Which option wins depends on the day, but there's always a big side-order of guilt to go with it, that I can count on :S
For the past day or so I've been choosing option b), trying to get some framework for the grade 8 English class I agreed to teach in place of Social Studies or Science. It's been seven years since I taught anything English related, and the Atwell and Rief I read at the time is pretty darn hazy, so I've been
very thankful to be able to access Juli Kendall's journals on the Middleweb page.

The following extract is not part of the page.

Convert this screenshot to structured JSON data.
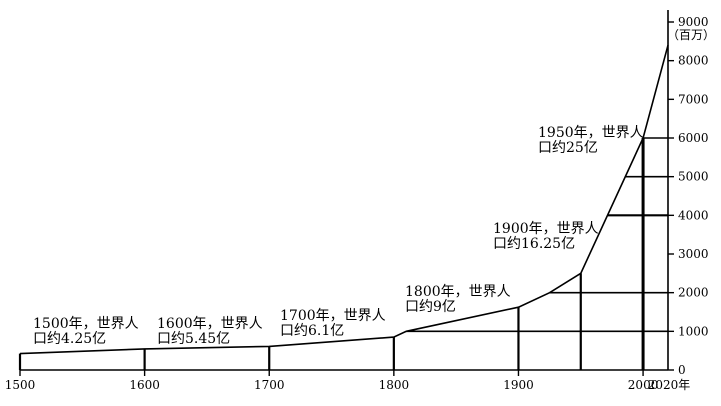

Between that, the reading/writing listserv, my colleagues Marna and Carleen, and my own limited experience with writing and editing, I think it should all be okay.
But all that got me thinking again about how my Math program is structured and reminded me how, back in June, I was thinking that one of my goals for this coming year would be to integrate more problem solving and more writing.
Which means I really need to revamp how I'm assessing and grading so that it's more meaningful, which reminds me that
another goal is to do just that (and I've ordered a book by Robert Marzano that will be my main resource).
Then that leads me to other thoughts, other possible goals... and then I look over and see a pile of articles on collaborative mathematics and on flow and think: Oh right, shouldn't I be working on that thesis right about now?
So yes, I'll have an extra helping of guilt please.